Toujours dans le premier numéro de la précieuse revue Transitions (sur abonnements au 26 rue Georges Sand, 75016 Paris), Alastair Macintosh[1] pose la question de la capacité du marketing à promouvoir d’autres causes que celles de la société de consommation. En clair, le marketing est-il capable de promouvoir autre chose que la consommation « sans modération » de produits ou de services dans le but exclusif d’alimenter la croissance et les marges des industriels et des distributeurs ?

Que voudrait dire promouvoir de nouveaux modes de développement ou, comme le dit Macintosh, une « économie soutenable » ? Avant de parler de promotion, qui n’est que le second volet – il est vrai aujourd’hui prédominant – de la mission du marketing, la première question est celle de la capacité du marketing à décrypter et analyser les attentes plus ou moins émergentes des « citoyens-consommateurs » quant à cette économie soutenable. La seconde question est celle des mandants, c’est-à-dire des forces économiques et sociales ayant la volonté et la capacité d’impulser de nouvelles logiques d’offre, question inséparable de celle du financement des prestations marketing.

C’est bien évidemment la seconde question qui est la plus délicate. Quelles pourraient être ces mandants ? Les industries en place ? De nouveaux entrants ? Les distributeurs ? De nouvelles formes de groupement ou d’association de producteurs… ?

Pour ce qui est des industries en place et des distributeurs, une réorientation des stratégies vers de nouvelles logiques d’offre répondant aux besoins d’une économie soutenable reste hautement improbable à court terme.

Si je fais le parallèle avec le temps que met un véhicule terrestre à changer brutalement de cap, il faut prendre en compte :

1. le « temps de perception-réaction » du conducteur ;

2. le  « coefficient d’adhérence » du revêtement ;

3.  la vitesse et  la masse du véhicule ;

4. la technologie de freinage dont  ilest équipé.
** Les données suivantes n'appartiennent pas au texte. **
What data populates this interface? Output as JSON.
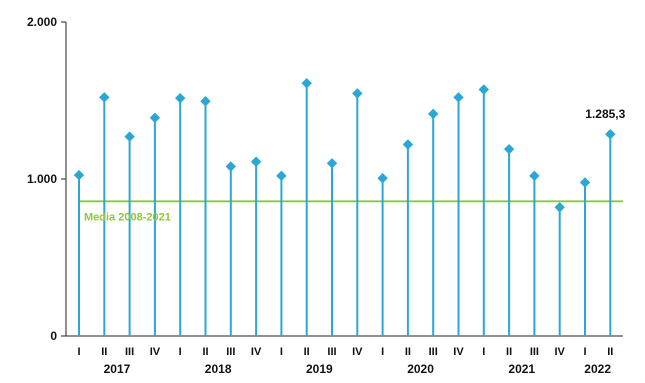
{
  "chart_data": {
    "type": "line",
    "style": "lollipop",
    "x": [
      "I",
      "II",
      "III",
      "IV",
      "I",
      "II",
      "III",
      "IV",
      "I",
      "II",
      "III",
      "IV",
      "I",
      "II",
      "III",
      "IV",
      "I",
      "II",
      "III",
      "IV",
      "I",
      "II"
    ],
    "years": [
      {
        "label": "2017",
        "quarters": 4
      },
      {
        "label": "2018",
        "quarters": 4
      },
      {
        "label": "2019",
        "quarters": 4
      },
      {
        "label": "2020",
        "quarters": 4
      },
      {
        "label": "2021",
        "quarters": 4
      },
      {
        "label": "2022",
        "quarters": 2
      }
    ],
    "values": [
      1025,
      1520,
      1270,
      1390,
      1515,
      1495,
      1080,
      1110,
      1020,
      1610,
      1100,
      1545,
      1005,
      1220,
      1415,
      1520,
      1570,
      1190,
      1020,
      820,
      978,
      1285.3
    ],
    "ylim": [
      0,
      2000
    ],
    "yticks": [
      0,
      1000,
      2000
    ],
    "ytick_labels": [
      "0",
      "1.000",
      "2.000"
    ],
    "average": {
      "label": "Media 2008-2021",
      "value": 858
    },
    "annotation": {
      "index": 21,
      "text": "1.285,3"
    },
    "grid": false,
    "colors": {
      "series": "#2aa7d6",
      "average": "#8dc63f",
      "axis": "#222222"
    }
  }
}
Si je pousse la comparaison plus loin, on peut dire :

1. que le temps de « perception-réaction » des acteurs économiques en place est malheureusement long, d’autant que n’ayant pas vu venir la nappe de brouillard de la crise, ils n’ont aucune idée du virage à 90° qu’ils devraient prendre ;

2. que le « coefficient d’adhérence » du revêtement – ici la portance de la base client installée – est légèrement dégradée, mais qu’elle permet quand même un freinage correct ;

3. que la vitesse et la masse du véhicule créent une telle inertie qu’une décélération rapide et un changement de trajectoire de 90° sont difficilement envisageables ;

4. que la technologie de freinage – ici la capacité des entreprises industrielles et de la distribution à s’organiser pour un changement de cap – est largement insuffisante.

Je ne vois dong guère que des formes nouvelles de groupement de producteurs ou de nouveaux entrants qui puissent demander au marketing ce qu’il ne sait depuis longtemps plus faire : analyser, comprendre et exploiter la formidable énergie refoulée que constitue l’aspiration d’une grande partie consommateurs à changer leur vie et leur mode de consommation.